Я виновато опустил голову и долго молчал, потому что он знал все и нажимал на меня то с одной, то с другой стороны, приковывая к стулу забытыми мной фактами. А в конце разговора, после долгой мучительной паузы, в течение которой я совершенно потерял память и у меня не осталось в голове ни одной мысли, он сказал весьма справедливо:
— Фактически биографии, брат, у тебя нет! Одна поэзия, фразы… Страдание… Мы все страдали. Это во-первых… Зачем это беспрестанно выставлять напоказ? И во-вторых, нет ничего о семье, быте, сыне, снохе, родителях снохи, их социальном положении… Ни слова!.. Нельзя так, надо еще раз переписать ее, дополнив. Иначе я ее не приму!..
Он подбросил листы бумаги в воздух, и я кинулся их ловить, чтоб не разлетелись по полу, что мне довольно ловко удалось сделать. Потом я сложил их пополам и сунул в почтовую сумку, поблагодарил за высказанные советы и ушел.
Брел я рассеянно по Экзарха Иосифа, а по шее у меня текли ручьи пота. Я вытирал лицо белым носовым платком, заботливо выстиранным моей женой, единственным моим утешением в эти дни, и глаза мои наполнялись слезами, готовыми вот-вот хлынуть. Черные мысли роились в моей голове, но я их сдерживал. Домой пришел в полном расстройстве, однако черных мыслей уже не было, их словно выдуло сильным ветром.
Я снял сумку и устало опустился на стул. Радка заметила меня, но ничего не сказала, занятая, как всегда, своими домашними делами. Теперь она растила нашу единственную внучку, носившую с полным основанием ее имя. Я вздохнул несколько раз и пересел к плетеной кроватке полюбоваться уснувшим ребенком. В это время жена тихонько спросила меня из кухни, подал ли я заявление о переходе на работу на мясокомбинат.

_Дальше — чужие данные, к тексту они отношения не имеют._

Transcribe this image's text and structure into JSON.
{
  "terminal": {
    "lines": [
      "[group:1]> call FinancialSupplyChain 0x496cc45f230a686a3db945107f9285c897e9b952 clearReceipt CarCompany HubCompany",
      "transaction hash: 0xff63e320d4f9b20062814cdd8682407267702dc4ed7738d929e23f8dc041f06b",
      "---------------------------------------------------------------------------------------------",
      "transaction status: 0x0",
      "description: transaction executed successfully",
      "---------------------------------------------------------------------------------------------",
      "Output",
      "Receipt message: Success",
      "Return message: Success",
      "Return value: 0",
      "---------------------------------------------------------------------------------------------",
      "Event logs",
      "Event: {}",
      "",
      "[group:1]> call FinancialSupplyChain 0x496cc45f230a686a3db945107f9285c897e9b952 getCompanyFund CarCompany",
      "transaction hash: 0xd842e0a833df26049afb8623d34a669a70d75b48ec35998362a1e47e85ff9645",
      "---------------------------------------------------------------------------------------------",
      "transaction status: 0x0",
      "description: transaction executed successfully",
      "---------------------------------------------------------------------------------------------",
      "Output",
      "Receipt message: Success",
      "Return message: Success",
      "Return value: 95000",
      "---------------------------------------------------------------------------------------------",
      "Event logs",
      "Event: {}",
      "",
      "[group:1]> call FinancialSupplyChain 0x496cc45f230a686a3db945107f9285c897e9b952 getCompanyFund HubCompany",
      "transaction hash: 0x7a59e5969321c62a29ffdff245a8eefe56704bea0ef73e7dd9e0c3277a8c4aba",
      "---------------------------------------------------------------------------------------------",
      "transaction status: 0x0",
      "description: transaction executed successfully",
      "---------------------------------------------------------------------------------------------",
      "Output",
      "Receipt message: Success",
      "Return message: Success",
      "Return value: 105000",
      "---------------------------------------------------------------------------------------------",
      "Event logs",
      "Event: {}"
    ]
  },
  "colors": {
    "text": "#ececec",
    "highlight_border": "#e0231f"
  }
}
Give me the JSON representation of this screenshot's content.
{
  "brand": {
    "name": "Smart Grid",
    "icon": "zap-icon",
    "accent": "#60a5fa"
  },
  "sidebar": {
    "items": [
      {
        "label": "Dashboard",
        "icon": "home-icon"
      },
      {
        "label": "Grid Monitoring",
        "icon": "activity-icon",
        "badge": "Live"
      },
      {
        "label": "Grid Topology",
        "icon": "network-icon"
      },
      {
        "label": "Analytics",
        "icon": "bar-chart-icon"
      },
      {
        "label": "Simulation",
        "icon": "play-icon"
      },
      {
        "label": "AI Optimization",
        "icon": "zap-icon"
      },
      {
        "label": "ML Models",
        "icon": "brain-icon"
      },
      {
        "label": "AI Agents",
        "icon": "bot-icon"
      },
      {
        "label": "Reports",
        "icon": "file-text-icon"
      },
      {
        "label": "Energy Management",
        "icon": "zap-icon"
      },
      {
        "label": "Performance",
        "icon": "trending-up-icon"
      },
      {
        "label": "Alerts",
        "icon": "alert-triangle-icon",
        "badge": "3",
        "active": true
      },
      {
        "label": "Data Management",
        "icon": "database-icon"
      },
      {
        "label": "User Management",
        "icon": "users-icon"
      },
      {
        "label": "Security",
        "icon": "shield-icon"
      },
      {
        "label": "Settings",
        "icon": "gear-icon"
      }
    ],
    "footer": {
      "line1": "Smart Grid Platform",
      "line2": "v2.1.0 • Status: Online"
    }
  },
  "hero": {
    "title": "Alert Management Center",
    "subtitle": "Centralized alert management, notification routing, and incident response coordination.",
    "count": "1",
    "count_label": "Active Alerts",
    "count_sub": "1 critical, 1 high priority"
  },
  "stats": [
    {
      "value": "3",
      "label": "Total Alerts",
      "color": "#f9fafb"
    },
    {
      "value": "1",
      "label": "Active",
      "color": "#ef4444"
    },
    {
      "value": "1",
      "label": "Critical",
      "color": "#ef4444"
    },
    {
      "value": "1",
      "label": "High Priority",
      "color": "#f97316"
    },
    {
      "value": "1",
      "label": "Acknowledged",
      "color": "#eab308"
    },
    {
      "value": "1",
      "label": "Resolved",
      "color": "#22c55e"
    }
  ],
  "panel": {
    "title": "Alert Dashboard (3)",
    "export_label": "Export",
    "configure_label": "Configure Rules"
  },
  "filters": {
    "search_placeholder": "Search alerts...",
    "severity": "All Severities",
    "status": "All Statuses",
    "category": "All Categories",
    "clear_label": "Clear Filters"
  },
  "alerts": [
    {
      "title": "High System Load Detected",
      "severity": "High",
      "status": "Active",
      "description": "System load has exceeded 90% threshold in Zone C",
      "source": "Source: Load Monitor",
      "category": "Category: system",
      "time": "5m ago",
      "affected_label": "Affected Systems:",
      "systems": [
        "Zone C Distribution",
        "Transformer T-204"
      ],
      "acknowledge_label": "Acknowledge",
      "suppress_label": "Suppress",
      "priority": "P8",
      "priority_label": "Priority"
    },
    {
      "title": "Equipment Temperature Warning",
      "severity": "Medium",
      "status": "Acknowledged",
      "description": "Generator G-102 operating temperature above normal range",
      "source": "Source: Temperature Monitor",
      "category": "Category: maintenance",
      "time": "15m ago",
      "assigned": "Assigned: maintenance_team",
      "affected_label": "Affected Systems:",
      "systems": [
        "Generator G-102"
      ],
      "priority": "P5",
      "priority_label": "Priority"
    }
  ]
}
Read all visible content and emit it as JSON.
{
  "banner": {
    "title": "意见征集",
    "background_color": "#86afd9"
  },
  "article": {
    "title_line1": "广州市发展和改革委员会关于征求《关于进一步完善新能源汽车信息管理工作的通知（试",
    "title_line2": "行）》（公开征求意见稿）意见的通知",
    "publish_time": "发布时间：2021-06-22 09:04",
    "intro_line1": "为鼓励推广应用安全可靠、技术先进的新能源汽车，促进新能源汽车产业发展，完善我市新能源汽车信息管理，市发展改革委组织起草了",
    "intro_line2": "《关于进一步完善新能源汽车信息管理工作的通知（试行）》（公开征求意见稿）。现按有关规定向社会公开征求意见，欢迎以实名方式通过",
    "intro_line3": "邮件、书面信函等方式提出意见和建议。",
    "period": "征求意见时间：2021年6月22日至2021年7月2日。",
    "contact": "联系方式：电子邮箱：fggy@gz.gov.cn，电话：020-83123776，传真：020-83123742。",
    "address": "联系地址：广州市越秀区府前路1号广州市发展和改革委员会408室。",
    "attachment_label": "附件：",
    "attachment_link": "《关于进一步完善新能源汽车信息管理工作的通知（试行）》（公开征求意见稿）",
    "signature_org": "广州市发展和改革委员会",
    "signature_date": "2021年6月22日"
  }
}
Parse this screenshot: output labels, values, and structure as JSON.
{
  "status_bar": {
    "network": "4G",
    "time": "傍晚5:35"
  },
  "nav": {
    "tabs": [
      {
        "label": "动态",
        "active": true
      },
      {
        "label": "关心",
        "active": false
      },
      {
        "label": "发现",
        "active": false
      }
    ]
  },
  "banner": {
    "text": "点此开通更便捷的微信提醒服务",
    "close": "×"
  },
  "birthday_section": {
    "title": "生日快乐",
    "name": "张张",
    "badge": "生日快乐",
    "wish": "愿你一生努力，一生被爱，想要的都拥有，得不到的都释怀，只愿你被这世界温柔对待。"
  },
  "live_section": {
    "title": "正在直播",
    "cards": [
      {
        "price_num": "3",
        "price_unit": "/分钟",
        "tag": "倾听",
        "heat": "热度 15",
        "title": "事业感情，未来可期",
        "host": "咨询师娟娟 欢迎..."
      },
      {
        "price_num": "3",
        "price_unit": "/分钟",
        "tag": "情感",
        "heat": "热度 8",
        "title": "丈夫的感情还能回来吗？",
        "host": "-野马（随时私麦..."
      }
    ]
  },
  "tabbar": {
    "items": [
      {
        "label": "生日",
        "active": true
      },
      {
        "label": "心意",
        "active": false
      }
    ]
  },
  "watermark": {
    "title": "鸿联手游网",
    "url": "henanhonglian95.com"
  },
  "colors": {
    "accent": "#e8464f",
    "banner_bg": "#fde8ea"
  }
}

— Нет, — сказал я, — не готова еще автобиография.
— А почему?
— Очень общий вид имеет, — продолжал я, — надо кое-что уточнить… — Я достал из сумки листы с автобиографией и положил их в кроватку внучки. Ребенок спал, Радка подала мне кухонным ножом знак, чтобы я перешел к ней на кухню. Я взял свою автобиографию и направился к ней, не отрывая взгляда от ножа, которого уже не боялся, потому что привык.
— Не поняла, — сказала она громче, — почему ты не отдал ее?
— Надо прибавить новые факты, Радка, и переписать ее начисто.
— Боже мой! — вздохнула она. — Капусту можно заквасить за это время!.. Чего им еще от тебя надо? Не годишься для этой работы?
— Ты не права, Радка… Я виноват, что доверился другим, а не напряг свою память. Люди правы… Автобиография — это нож, наточенный с обеих сторон…
Радка смотрела на меня изумленно.
— И про баницу, и про доску… — продолжал я. — И про многое другое. Раз есть неясности, появляются сомнения… Не указаны точно даты. Так ведь?
— А как мы укрывали подпольщиков? Как я газеты носила за пазухой?
— Радка!
— Не буду я молчать!
— Ребенка разбудишь…
— Ну и пусть! — кричала она, расхаживая по кухне с ножом в руках.
Меня снова, как и раньше, кинуло в дрожь, когда я увидел, как блестит нож на солнце, словно направленный своим острием прямо мне в сердце. Но Радка успокоилась, потому что в это время вошел свояк с неизменной улыбкой — море ему, извините, как всегда, было по колено.
— Здравствуйте, — сказал он. — Что это вы так смутились?
— С чего ты это взял? — спросил я. — Смотрим вот на внучку и радуемся.
— Вот как, — ответил он. — Что ж, в ваши годы ничего другого не остается.
Потом он повертелся немного и кинул взгляд на мою автобиографию с намерением пошутить в связи с нею и мясокомбинатом, чтобы помочь мне, может быть, прийти в себя, но я не дал ему ничего в руки. Я принял другое решение — заниматься своим делом, которое знал и понимал, и не лезть туда, где мне не место.
Я попросил его сесть и вести себя потише, чтобы не разбудить спящую девочку, набиравшую силы для жизни в завтрашнем дне.
Внучка моя уже агукала, сбросив с себя легкое покрывало. Я подошел еще ближе к кроватке, наклонился над нею, чтобы лучше видеть, и улыбнулся ей приветливо, забыв о своих невеселых мыслях.